#33 パーティーそして非公式マッチ
なんやかんやありつつも、どうにか30分で部屋の掃除は片付いた。
残るは料理だが・・・・・・ いのりと愛梨が一生懸命頑張ってはいるが、
どうやら、聖夜たちが来るまでに間に合わないそうだ。
(ま、まぁ・・・30分早くなったし~ それくらいはなぁー・・・・・・)
そんなことを思っている奏多。
そしてどのように弁解するか考えていた。
だが・・・・・・
ピーンポーン! ピーンポーン!
と不意に部屋にチャイムの音がが鳴り響いた・・・・・・
そう。 聖夜たちが来たと思って、奏多は慌ててドアの前に行き、ドアを
開けながら
「どうぞ、汚いけど入っ・・・・・・??!!」
と尋ねてきた人の顔を見ると理事長だった。
「おぉ、そうか、君も気が利くようになったな。」
そう言いながら部屋に入ってきた。
『いえ!友人と間違えただけ』 と弁解をする事は出来ないまま、部屋に入れて
しまった・・・・・・
部屋に入ると理事長は
「おぉ、これで部屋が汚いとは良く言えたものだな・・・これではまるで、私の
部屋がごみ屋敷なみの汚さと、言われているようなもんだな!」
「は、はぁ・・・・・・」
「なんかいい匂いがするな。」
「・・・・・・・・・・・・理事長も食べていきますか・・・?」
「いいのか?! じゃあ遠慮なくもらうとするか」
(((いや、少しは遠慮ってもんを知れ!)))
奏多と奏多の契約精霊は心のどこかでそう思っているのだった・・・・・・
それから10分ほどすると、聖夜たちが来た。
だが、肝心の料理は出来てはいないと言うと聖夜が『じゃあ、料理が出来るまで
理事長と奏多で戦ってもらえませんか?』と・・・・・・
「何言ってんだよ!」
「いや、だってさ・・・ 奏多が勝てば実質この学園トップじゃん」
「いいですわよ~♪」
「理事長まで・・・・・・」
「じゃあ、今すぐ講堂に行きましょう!」
と聖夜と理事長だけで話が進んでいく・・・その状況に奏多は戸惑っていて、
苦笑いの表情を浮かべるしかできなかった。
そして、理事長と模擬戦をすることになった。
この対戦は非公式マッチなので、観客が一人もいなかった。
(どうしてこうなった・・・・・・)
奏多はそう思いながら‛‛花蓮''を剣に変え、その剣を構えていた。
だが、理事長は剣を構える雰囲気はなかったが、目線で聖夜に『大丈夫だ』
と送っていた。 そして聖夜は開始の合図を言った。
奏多は先手を取り理事長目掛けて剣を振り下ろし、
それは、常人の目で追うことは不可能な速さだったが、理事長は武器を使わずに止めて
いた。
「あら。 これほどまで弱かったのですか?」
「・・・・・・」
理事長は正真正銘の化け物だった。 奏多は自分の剣が、たかが素手如きに止められたこと
に驚いていて、それを見ている聖夜でさえも唖然と仁王立ちしていた。
(この化け物が・・・・・・)
一旦後ろへ下がり態勢を立て直そうとした。 後ろに下がっても理事長はその場を動く事、
そして剣を出す素振りは一切見せず、素手で戦うつもりだった。
(この前はあんなに剣を使ってきやがったのに・・・・・・仕方ない・・・あれを使うか)

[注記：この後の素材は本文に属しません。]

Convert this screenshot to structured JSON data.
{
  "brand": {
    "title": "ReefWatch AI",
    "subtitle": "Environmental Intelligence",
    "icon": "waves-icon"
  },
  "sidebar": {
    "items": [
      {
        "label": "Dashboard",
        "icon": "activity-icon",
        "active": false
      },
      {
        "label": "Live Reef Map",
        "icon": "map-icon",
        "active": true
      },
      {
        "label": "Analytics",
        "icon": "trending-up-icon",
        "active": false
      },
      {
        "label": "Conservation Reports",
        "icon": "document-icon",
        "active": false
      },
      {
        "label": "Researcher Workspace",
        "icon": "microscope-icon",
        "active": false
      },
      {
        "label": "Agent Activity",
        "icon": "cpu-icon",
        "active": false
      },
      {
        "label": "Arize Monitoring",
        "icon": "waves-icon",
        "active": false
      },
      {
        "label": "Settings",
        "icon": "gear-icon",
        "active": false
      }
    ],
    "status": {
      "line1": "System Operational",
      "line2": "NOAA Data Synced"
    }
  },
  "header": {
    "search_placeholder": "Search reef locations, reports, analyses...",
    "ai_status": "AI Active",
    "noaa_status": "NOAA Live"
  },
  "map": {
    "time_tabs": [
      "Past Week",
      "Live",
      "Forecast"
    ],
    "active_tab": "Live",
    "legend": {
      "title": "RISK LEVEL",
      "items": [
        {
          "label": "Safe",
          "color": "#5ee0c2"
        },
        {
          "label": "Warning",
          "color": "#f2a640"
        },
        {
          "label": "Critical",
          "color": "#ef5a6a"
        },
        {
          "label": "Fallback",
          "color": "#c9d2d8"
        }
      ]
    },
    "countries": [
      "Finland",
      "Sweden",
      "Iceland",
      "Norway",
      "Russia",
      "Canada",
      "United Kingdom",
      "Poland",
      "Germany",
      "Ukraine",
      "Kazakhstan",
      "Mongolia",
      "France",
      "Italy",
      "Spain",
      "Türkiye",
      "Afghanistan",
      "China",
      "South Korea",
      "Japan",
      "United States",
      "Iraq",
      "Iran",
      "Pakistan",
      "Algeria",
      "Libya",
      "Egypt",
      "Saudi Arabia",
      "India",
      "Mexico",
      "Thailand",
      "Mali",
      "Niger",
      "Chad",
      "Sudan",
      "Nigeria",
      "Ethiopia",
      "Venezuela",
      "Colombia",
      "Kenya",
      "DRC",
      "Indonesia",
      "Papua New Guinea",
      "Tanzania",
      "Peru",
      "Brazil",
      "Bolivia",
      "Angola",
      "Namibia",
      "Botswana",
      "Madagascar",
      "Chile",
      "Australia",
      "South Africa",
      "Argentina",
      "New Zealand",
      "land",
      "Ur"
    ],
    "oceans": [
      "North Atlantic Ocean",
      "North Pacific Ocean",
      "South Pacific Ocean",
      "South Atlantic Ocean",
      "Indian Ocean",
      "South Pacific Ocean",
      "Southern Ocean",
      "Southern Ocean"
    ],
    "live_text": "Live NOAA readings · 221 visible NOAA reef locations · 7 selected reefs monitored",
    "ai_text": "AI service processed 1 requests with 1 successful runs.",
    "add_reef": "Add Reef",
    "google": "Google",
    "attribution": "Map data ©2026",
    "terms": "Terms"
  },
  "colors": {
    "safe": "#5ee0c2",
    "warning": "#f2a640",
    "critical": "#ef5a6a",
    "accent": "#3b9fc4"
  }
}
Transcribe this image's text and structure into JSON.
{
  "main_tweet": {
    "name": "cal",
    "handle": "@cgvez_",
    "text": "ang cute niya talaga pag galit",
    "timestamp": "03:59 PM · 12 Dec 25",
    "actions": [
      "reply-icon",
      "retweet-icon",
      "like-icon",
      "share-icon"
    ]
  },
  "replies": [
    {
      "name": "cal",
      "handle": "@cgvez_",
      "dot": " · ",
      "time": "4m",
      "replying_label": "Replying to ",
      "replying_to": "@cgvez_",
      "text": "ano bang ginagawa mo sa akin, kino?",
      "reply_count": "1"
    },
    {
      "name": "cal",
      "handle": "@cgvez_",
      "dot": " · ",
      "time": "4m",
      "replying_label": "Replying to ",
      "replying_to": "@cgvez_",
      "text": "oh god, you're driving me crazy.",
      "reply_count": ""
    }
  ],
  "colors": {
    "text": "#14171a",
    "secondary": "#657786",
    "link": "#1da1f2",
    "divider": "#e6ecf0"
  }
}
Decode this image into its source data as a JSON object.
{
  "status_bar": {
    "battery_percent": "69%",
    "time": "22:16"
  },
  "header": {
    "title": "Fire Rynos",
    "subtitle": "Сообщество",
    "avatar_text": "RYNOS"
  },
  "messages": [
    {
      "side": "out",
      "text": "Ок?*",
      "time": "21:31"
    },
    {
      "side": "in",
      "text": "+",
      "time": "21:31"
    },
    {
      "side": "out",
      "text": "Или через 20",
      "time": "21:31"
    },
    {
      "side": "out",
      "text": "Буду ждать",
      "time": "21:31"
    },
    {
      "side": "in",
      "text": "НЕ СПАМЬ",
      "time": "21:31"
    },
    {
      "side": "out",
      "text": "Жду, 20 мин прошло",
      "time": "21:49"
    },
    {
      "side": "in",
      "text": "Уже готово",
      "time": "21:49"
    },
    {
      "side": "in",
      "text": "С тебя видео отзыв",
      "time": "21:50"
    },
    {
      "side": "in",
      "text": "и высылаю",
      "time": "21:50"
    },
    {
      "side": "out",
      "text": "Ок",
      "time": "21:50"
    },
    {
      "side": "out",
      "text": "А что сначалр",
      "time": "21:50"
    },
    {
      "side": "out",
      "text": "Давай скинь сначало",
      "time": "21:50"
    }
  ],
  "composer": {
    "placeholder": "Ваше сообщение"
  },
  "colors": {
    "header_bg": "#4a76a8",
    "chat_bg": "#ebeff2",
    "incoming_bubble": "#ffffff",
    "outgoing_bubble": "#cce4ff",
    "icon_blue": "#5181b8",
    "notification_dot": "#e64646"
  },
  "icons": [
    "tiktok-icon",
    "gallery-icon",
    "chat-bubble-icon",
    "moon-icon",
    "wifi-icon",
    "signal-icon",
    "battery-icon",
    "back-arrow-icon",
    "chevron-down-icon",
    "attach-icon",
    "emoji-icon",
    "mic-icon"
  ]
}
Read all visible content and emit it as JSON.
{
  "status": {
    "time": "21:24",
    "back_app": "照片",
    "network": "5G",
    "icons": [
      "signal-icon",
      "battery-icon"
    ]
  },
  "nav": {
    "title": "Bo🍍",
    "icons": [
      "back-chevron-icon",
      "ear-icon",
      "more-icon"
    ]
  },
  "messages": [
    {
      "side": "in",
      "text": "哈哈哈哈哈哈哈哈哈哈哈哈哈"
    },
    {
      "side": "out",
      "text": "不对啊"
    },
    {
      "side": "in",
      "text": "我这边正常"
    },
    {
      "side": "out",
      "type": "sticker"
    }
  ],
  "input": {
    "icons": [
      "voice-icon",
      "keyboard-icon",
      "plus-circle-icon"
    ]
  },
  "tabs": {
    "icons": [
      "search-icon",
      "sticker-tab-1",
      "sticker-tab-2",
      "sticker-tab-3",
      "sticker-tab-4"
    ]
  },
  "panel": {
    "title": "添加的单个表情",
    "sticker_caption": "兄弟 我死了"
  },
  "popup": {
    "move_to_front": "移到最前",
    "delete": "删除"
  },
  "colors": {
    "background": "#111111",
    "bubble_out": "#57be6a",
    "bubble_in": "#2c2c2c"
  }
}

「愛梨・・・・・・ってそういやいねぇーーーーーーーー!!!!!!」
「あら、今頃気づいたの?」
「糞! 勝てる気がしねぇよ!」
となぜか奏多は笑いながら言っており、この戦闘を楽しんでいるかのように見えた。
そうして奏多は理事長に
「絶対にその場から動かせて、剣を取らしてみせる!」
「出来るものならばやってごらんなさい」
そこから奏多と理事長の壮絶な戦い(バトル) が始まった。